Something stunning happened today. It happened towards the end of the class but from the beginning I felt lighter. The insults were back to being funny and the failures weren’t so depressing. Tragic, yes. But there can be a kind of joy in tragedy, which really wasn’t there for me yesterday.

Today he told Christy she was awful: ‘that was ‘orrible what you did. Absolutely awful.’ And as soon as he spoke, she had an unstoppable smile and a bright flush on her face. I find her charming to watch when she is out there with her red nose in front of her wide eyes. But I didn’t laugh when I was watching her today until I saw that face as he insulted her. Then I couldnt help laughing, and it wasn’t just because of what he was saying. It was her absolute presence. It was something that we are trying to learn each day but I don’t know how to explain or do yet.

christy, the new zealand peasant clown

Yesterday he had told me not to smile. Which I didn’t write because I was so over it all last night. He said, ‘you smile like a nice girl and I think it is not good for you’ which I acknowledge utterly. There is something precious about being recognised.

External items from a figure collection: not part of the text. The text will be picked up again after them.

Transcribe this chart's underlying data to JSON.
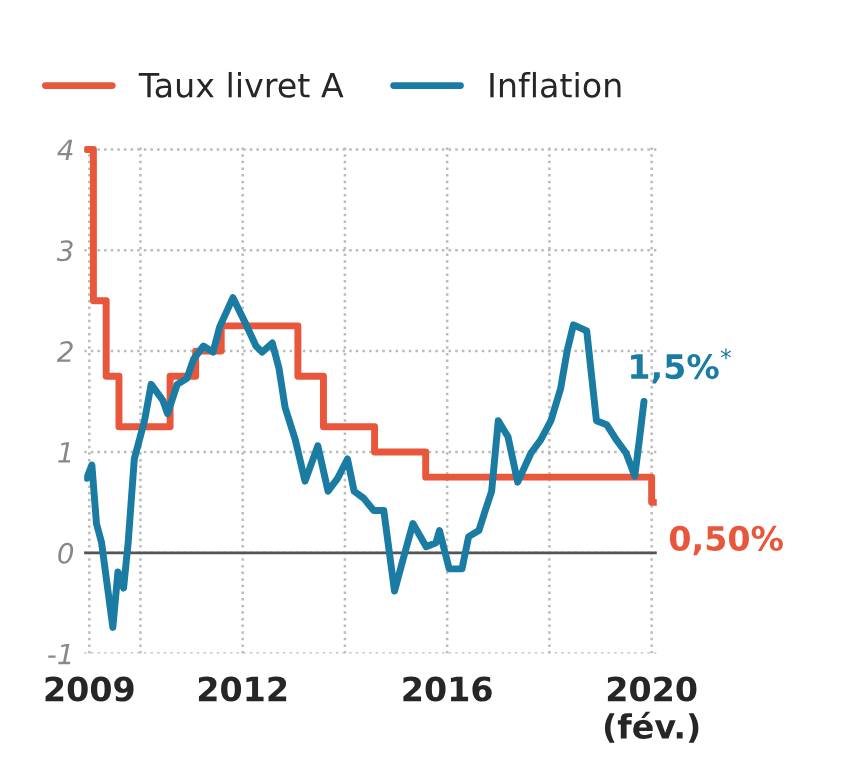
{
  "chart_data": {
    "type": "line",
    "series": [
      {
        "name": "Taux livret A",
        "type": "step",
        "color": "#e8573c",
        "x": [
          2008.95,
          2009.08,
          2009.33,
          2009.58,
          2010.58,
          2011.08,
          2011.58,
          2013.08,
          2013.58,
          2014.58,
          2015.58,
          2020.0,
          2020.08
        ],
        "values": [
          4,
          2.5,
          1.75,
          1.25,
          1.75,
          2,
          2.25,
          1.75,
          1.25,
          1,
          0.75,
          0.5,
          0.5
        ]
      },
      {
        "name": "Inflation",
        "color": "#1a7ba3",
        "x": [
          2008.95,
          2009.05,
          2009.14,
          2009.24,
          2009.46,
          2009.56,
          2009.67,
          2009.76,
          2009.88,
          2010.08,
          2010.21,
          2010.44,
          2010.53,
          2010.72,
          2010.91,
          2011.04,
          2011.23,
          2011.42,
          2011.55,
          2011.81,
          2012.06,
          2012.26,
          2012.38,
          2012.58,
          2012.71,
          2012.83,
          2013.03,
          2013.22,
          2013.47,
          2013.67,
          2013.86,
          2014.05,
          2014.18,
          2014.37,
          2014.56,
          2014.76,
          2014.97,
          2015.14,
          2015.33,
          2015.59,
          2015.78,
          2015.85,
          2016.04,
          2016.29,
          2016.42,
          2016.62,
          2016.74,
          2016.87,
          2017.0,
          2017.19,
          2017.38,
          2017.64,
          2017.83,
          2018.03,
          2018.22,
          2018.35,
          2018.47,
          2018.73,
          2018.92,
          2019.12,
          2019.31,
          2019.5,
          2019.67,
          2019.76,
          2019.85
        ],
        "values": [
          0.74,
          0.87,
          0.29,
          0.1,
          -0.74,
          -0.19,
          -0.35,
          0.1,
          0.93,
          1.31,
          1.67,
          1.51,
          1.38,
          1.67,
          1.73,
          1.92,
          2.05,
          1.99,
          2.24,
          2.53,
          2.27,
          2.05,
          1.99,
          2.08,
          1.83,
          1.44,
          1.12,
          0.71,
          1.06,
          0.61,
          0.74,
          0.93,
          0.61,
          0.54,
          0.42,
          0.42,
          -0.38,
          -0.06,
          0.29,
          0.06,
          0.1,
          0.22,
          -0.16,
          -0.16,
          0.16,
          0.22,
          0.41,
          0.61,
          1.31,
          1.15,
          0.7,
          0.99,
          1.12,
          1.31,
          1.63,
          2.01,
          2.26,
          2.2,
          1.31,
          1.27,
          1.12,
          0.99,
          0.76,
          1.12,
          1.5
        ]
      }
    ],
    "xlim": [
      2008.9,
      2020.1
    ],
    "xticks": [
      2009,
      {
        "value": 2010,
        "label": null
      },
      2012,
      {
        "value": 2014,
        "label": null
      },
      2016,
      {
        "value": 2018,
        "label": null
      },
      {
        "value": 2020,
        "label": "2020\n(fév.)"
      }
    ],
    "ylim": [
      -1,
      4.05
    ],
    "yticks": [
      -1,
      0,
      1,
      2,
      3,
      4
    ],
    "ref_lines": [
      {
        "axis": "y",
        "value": 0,
        "color": "#555555"
      }
    ],
    "annotations": [
      {
        "text": "1,5%$^{*}$",
        "x": 2019.85,
        "y": 1.5
      },
      {
        "text": "0,50%",
        "x": 2020.0,
        "y": 0.5
      }
    ],
    "grid": true,
    "legend": "top"
  }
}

So today I tried not smiling. But, still confused between ‘you have to be ridiculous’ and ‘don’t push too much,’ I pushed too much. As soon as I went out there with my lion roar (the exercise today) he said, ‘so subtle’ in his special, sarcastically approving voice. Which I didn’t actually acknowledge by stopping and looking at him and saying ‘oops’ but tried other, smaller things which still got nothing. Until he stopped me. And did that thing about gorillas being protected ‘but I would kill this one anyway.’

But it wasn't bad. It gave me some clarity. I feel like I have two things to hold onto. Don’t smile and don’t push too much. I am ready to be boring for a while to see what happens next.

me: ready to be boring

The really stunning thing today was one of the other students. She has trotted around the stage on her silly heels and been occasionally funny but often just nothing (which it feels like most of us are most of the time) until today. Today he changed her costume (from something revealing and a bit sexy to a big wedding dress) and sat her in a chair and asked her to sing us a lullaby.

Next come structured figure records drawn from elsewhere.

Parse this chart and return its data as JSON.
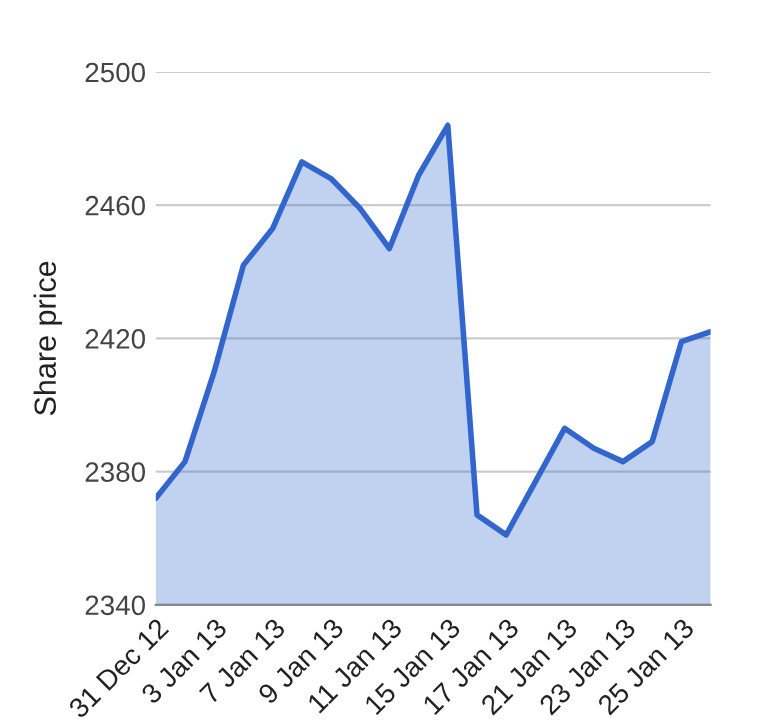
{
  "chart_data": {
    "type": "area",
    "ylabel": "Share price",
    "categories": [
      "31 Dec 12",
      null,
      "3 Jan 13",
      null,
      "7 Jan 13",
      null,
      "9 Jan 13",
      null,
      "11 Jan 13",
      null,
      "15 Jan 13",
      null,
      "17 Jan 13",
      null,
      "21 Jan 13",
      null,
      "23 Jan 13",
      null,
      "25 Jan 13",
      null
    ],
    "series": [
      {
        "color": "#3366cc",
        "values": [
          2372,
          2383,
          2410,
          2442,
          2453,
          2473,
          2468,
          2459,
          2447,
          2469,
          2484,
          2367,
          2361,
          2377,
          2393,
          2387,
          2383,
          2389,
          2419,
          2422
        ]
      }
    ],
    "ylim": [
      2340,
      2500
    ],
    "yticks": [
      2340,
      2380,
      2420,
      2460,
      2500
    ],
    "grid": "y",
    "legend": false
  }
}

‘It is not funny, but it is friendly. A way to show us how you sing a lullaby in your country.’

So she sat and sang. He even took off her nose. And she sang. Quietly. I felt so still as I listened to the two verses and she looked out at us.

She paused and after a moment I realised that her eyes had tears. She sang another line and then stopped and the tears rolled down and hung for a second under her chin. Then she sang again.

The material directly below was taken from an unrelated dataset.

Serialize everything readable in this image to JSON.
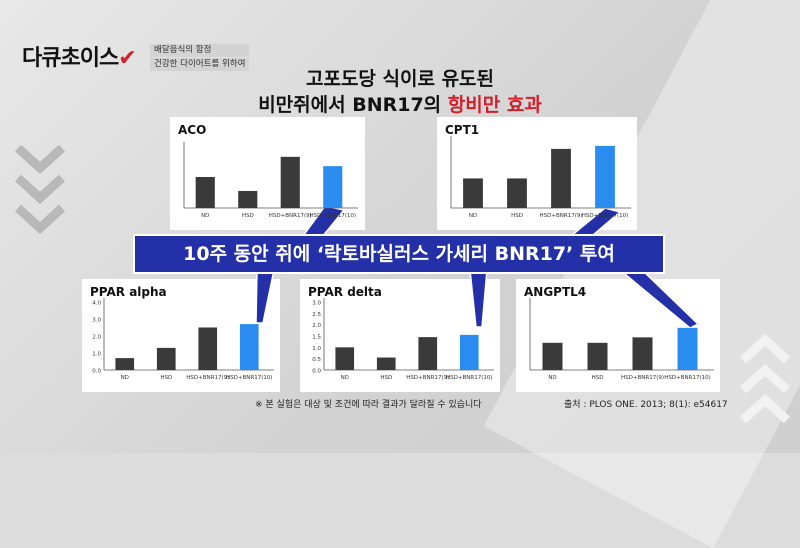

She kept singing and crying and looking out at us in her wedding dress with a false eyelash falling from one lid and I was crying on the floor watching her.

Afterwards he spoke.

He said, “We have a mask on the street when we fight because there are so many idiot. So we build a grimace on our face. You built a grimace on your face. It’s not bad or good but it doesn’t help you to show something fantastic.

“Everybody is beautiful. Everybody is beautiful when he show his soul. Everybody is ugly when he hide in conventional. To be clown, first you have to be beautiful – as everybody is. You have to start with something really delicate and fragile and you have to discover how you are funny by chance.

“With your grimace of everyday, you can’t be a clown.”

We had questions at the end and someone asked how we can find a way to take off our mask. He answered, in classic Gaulier style, “You have to go to a very good school.”

So Friday night in Paris. I left Luke and Christy in the apartment with DVD’s and braved the tangle of the metro to meet up with some of the others.

a slightly-scarey, alone-in-paris street-art moment

We met at a stand up comedy night – which was generally great for making us feel good about ourselves – in an attic bar with sloped, exposed beams, up flights and flights of wooden stairs. One of our people got up and we all thought she was by far the best, all of us cute and congratulatory.

We went out for Indian at midnight and I was by turns awkward, intimate and laughing relaxed, making friends over korma and naan.